Côté prix, les producteurs sont en position de force. Les vins du Jura ont la cote. Leurs ventes à l'export progressent. Depuis 2013, la Maison du vigneron a augmenté son prix moyen d'achat de raisin au kilo de 13 %. Ces hausses concernent surtout les raisins pour la production de crémant et de vin jaune Château-Chalon. « Et avec les faibles récoltes de ces dernières années, les cours ne peuvent être qu'à la hausse », indique Philippe Bulabois. Ces niveaux vont-ils se maintenir en cas de bonne récolte 2018 ? « À la Maison du vigneron, nous nous y sommes déjà engagés », assure Arnaud Van der Voorde.
Pourtant, le négoce craint une baisse du nombre de ses fournisseurs. « Les viticulteurs vieillissent. Il faudra trouver des remplaçants à ceux qui partiront à la retraite dans les années à venir », avertit Arnaud Van der Voorde.
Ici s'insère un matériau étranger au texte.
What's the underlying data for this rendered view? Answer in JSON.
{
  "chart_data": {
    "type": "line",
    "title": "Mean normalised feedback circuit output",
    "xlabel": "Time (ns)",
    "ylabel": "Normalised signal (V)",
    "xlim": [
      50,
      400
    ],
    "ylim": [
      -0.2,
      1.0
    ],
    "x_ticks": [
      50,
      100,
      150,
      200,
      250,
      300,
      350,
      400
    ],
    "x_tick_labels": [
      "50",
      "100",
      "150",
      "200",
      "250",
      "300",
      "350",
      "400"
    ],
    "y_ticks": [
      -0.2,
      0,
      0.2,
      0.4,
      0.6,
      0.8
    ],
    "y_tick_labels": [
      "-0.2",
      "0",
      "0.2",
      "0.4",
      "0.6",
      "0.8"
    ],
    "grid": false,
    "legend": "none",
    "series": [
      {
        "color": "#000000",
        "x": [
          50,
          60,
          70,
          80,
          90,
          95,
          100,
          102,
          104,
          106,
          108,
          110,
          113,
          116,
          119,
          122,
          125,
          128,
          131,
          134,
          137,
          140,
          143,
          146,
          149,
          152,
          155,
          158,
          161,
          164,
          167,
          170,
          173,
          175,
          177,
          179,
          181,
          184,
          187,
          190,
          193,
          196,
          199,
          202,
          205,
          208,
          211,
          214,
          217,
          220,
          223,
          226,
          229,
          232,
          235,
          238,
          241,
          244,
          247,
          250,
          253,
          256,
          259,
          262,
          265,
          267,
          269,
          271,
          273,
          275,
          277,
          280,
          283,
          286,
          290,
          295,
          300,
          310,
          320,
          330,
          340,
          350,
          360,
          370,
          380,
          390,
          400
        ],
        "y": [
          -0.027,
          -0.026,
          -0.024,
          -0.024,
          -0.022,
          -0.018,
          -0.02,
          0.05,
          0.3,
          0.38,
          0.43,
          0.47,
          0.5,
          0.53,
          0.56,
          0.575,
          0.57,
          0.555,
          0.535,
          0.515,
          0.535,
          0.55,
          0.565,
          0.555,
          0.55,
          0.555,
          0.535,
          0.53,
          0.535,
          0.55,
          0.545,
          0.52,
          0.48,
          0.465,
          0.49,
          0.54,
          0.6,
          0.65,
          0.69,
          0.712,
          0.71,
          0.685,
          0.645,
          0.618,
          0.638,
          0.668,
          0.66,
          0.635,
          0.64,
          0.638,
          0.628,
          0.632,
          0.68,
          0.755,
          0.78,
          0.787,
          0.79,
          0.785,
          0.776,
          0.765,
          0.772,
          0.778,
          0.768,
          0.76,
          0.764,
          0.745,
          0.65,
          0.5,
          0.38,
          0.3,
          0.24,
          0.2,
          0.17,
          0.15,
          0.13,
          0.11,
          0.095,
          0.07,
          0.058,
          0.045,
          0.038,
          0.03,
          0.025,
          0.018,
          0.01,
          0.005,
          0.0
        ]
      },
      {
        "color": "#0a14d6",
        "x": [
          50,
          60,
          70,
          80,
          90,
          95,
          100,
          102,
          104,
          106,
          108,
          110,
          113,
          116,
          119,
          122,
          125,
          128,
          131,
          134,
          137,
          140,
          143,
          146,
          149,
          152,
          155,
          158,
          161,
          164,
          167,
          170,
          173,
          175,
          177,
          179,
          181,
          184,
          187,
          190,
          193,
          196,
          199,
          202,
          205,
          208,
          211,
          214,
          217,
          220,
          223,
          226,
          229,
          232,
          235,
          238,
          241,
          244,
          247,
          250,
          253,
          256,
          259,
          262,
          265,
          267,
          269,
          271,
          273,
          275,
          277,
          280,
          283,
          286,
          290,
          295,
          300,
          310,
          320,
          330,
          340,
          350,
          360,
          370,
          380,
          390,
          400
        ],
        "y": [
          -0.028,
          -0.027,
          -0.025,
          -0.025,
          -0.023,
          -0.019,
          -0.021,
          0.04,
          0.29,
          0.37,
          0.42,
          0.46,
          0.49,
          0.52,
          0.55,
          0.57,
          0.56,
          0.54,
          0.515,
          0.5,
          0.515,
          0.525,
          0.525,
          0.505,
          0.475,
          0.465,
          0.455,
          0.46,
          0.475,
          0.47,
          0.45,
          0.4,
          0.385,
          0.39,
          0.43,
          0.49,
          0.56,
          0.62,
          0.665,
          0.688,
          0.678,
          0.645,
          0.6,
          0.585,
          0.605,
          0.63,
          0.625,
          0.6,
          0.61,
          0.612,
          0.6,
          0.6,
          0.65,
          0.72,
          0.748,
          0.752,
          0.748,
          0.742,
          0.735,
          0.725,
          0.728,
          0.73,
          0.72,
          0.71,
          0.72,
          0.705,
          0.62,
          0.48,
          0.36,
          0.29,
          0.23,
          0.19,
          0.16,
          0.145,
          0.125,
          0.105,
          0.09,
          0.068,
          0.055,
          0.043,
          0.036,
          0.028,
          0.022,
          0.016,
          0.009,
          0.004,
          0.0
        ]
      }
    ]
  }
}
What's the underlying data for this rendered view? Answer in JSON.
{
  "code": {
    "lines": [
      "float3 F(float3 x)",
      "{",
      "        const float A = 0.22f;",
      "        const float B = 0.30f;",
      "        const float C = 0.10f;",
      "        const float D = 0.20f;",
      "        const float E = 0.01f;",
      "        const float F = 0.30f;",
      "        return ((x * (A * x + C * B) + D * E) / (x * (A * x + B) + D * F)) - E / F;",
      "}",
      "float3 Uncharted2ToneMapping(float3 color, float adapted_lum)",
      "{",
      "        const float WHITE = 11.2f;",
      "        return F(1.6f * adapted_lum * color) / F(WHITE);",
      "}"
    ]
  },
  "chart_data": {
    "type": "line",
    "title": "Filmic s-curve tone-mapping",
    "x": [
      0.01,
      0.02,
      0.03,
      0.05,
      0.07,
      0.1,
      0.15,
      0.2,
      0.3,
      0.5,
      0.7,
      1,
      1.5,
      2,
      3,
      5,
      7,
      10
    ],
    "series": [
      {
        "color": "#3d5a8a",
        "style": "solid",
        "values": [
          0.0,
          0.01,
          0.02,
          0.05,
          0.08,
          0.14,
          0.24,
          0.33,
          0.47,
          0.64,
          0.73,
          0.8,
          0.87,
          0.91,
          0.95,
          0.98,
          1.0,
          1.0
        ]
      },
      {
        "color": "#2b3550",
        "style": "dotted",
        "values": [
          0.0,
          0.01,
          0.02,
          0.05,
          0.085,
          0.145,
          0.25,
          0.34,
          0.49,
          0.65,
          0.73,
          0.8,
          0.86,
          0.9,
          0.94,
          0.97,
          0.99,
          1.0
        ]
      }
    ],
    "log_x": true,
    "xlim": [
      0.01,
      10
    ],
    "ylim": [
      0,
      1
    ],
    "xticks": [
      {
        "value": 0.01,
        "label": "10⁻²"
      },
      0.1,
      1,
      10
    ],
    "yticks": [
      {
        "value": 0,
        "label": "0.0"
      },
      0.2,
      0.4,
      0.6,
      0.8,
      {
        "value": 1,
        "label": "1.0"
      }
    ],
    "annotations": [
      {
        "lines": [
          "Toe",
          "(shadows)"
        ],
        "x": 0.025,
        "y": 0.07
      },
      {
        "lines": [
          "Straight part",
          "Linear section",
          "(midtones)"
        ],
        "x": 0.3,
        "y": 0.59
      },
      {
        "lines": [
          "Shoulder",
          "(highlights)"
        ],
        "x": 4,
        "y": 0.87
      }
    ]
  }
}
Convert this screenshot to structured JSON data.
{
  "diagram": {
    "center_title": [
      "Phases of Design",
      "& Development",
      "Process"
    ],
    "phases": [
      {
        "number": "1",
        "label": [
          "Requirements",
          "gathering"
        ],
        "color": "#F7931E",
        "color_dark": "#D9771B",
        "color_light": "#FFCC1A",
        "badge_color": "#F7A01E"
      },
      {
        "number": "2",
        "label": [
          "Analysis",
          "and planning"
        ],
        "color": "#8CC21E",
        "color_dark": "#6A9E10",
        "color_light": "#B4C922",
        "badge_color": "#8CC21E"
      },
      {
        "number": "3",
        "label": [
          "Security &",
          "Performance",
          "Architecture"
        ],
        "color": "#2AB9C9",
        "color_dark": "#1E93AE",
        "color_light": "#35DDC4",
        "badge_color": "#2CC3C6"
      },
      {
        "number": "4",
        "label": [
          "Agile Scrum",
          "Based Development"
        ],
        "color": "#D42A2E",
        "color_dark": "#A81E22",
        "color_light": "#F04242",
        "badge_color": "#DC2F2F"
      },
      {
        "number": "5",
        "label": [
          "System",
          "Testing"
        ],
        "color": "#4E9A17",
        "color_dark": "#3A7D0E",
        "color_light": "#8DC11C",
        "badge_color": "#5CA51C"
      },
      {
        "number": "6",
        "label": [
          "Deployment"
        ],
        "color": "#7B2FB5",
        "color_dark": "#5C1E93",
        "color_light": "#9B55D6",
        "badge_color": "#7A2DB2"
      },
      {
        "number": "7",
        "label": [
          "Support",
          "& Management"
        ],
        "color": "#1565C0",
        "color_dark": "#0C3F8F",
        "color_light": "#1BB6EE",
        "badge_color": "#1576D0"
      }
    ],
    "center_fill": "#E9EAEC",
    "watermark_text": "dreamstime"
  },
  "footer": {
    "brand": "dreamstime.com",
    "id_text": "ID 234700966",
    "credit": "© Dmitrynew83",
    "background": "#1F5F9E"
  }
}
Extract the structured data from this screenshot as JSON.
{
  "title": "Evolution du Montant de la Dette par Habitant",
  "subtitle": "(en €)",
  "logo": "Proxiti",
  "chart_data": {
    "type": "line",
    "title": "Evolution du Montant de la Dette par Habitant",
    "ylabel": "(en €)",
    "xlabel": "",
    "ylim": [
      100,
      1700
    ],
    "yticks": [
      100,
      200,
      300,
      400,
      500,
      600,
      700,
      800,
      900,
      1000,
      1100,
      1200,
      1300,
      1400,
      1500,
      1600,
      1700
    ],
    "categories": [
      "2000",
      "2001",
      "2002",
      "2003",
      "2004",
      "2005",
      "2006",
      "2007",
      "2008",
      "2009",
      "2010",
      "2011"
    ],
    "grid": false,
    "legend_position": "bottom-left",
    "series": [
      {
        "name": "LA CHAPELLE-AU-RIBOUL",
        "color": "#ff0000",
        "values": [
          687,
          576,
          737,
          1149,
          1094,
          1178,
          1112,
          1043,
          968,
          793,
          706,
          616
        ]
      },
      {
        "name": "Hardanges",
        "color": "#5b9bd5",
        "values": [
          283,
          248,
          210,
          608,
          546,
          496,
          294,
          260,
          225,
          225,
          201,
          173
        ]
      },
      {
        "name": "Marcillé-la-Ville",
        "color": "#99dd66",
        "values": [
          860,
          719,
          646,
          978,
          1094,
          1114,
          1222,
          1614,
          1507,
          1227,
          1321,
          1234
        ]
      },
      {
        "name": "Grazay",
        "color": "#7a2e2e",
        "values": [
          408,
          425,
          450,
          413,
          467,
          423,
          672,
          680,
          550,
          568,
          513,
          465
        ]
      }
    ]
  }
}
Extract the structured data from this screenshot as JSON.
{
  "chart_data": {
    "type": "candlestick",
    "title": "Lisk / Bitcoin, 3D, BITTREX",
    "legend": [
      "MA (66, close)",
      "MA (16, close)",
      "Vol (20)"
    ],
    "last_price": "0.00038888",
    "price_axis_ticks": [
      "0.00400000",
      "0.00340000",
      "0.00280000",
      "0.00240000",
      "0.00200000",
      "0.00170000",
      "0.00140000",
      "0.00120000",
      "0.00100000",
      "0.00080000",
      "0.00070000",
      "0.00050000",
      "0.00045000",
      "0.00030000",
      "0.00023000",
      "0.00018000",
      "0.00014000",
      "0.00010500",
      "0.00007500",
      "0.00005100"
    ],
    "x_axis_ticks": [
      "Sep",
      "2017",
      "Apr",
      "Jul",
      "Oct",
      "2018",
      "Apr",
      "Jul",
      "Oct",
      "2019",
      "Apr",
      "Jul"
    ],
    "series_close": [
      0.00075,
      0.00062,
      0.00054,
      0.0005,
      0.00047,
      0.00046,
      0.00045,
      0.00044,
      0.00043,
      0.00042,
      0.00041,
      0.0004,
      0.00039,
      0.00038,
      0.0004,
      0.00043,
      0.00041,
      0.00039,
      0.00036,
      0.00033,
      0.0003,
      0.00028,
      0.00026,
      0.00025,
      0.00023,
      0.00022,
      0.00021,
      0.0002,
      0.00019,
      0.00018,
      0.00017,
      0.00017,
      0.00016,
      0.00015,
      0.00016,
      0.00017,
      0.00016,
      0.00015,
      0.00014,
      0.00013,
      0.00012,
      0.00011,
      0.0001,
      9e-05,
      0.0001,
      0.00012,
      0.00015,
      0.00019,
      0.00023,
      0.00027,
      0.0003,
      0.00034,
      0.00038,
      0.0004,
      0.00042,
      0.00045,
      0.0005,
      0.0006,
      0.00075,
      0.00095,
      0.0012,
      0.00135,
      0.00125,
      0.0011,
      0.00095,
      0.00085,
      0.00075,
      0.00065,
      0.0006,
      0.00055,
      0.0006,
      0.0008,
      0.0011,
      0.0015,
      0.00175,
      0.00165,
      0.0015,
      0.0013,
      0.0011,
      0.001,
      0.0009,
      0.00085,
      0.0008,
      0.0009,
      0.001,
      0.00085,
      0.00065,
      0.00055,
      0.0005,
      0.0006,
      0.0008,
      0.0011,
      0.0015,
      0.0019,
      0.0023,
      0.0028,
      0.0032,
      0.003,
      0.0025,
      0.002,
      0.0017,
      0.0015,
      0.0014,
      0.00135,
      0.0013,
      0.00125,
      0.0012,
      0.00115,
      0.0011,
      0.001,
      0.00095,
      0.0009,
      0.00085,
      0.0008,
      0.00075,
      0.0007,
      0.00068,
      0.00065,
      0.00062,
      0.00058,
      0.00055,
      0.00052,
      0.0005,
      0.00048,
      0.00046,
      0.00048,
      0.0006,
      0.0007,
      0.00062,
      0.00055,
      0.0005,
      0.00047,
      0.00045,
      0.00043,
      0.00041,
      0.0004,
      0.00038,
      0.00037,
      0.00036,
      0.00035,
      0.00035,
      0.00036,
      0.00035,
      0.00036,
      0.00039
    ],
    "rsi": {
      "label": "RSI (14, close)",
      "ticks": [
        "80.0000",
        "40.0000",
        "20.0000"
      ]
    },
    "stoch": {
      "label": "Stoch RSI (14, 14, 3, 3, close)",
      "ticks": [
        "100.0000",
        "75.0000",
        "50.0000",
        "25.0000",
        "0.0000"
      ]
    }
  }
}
Surtout qu'un nouvel acteur va revenir sur le marché : la maison Henri Maire qui n'achète presque plus de récolte depuis le début des années 2000. « Depuis le rachat par Boisset, en 2015, nous nous sommes concentrés sur la production du domaine. Nous devrions repasser aux achats de vins d'ici deux ou trois ans », assure Denis de la Bourdonnaye, responsable de la maison Henri Maire.
Le Point de vue de
LES RAPPORTS ENTRE PRODUCTION ET NÉGOCE ONT-ILS CHANGÉ ?«J'ai toujours eu de bonnes relations avec la Maison du Vigneron. J'ai un interlocuteur privilégié que je peux joindre rapidement si besoin et nos discussions sont constructives. Nous avons un objectif commun : répondre aux exigences de l'offre et de la demande. Pour ma part, la vente au négoce me permet de dégager de la trésorerie rapidement, contrairement à mes vins qui ont un long temps d'élevage. Pour faciliter la gestion de mes stocks de vins, je préfère travailler avec des contrats courts (trois ans). »
Le Point de vue de
LES RAPPORTS ENTRE PRODUCTION ET NÉGOCE ONT-ILS CHANGÉ ?«Dans le Jura, il n'y a jamais eu de tensions particulières entre les producteurs et le négoce, la confiance règne. De mon côté, je livre chaque année environ 150 hl de moût au négoce. Je passe des contrats annuels, oraux ou écrits. En général, nous convenons d'un prix en juillet. Je reste donc libre de modifier les surfaces engagées chaque année selon mes stocks. En cas de mauvaise récolte, je fournis toujours un peu de jus à mes négociants (Domaine Rickaert, André Bonnot et parfois avec la Cave de la Reine Jeanne). Je ne les lâcherais pas du jour au lendemain. »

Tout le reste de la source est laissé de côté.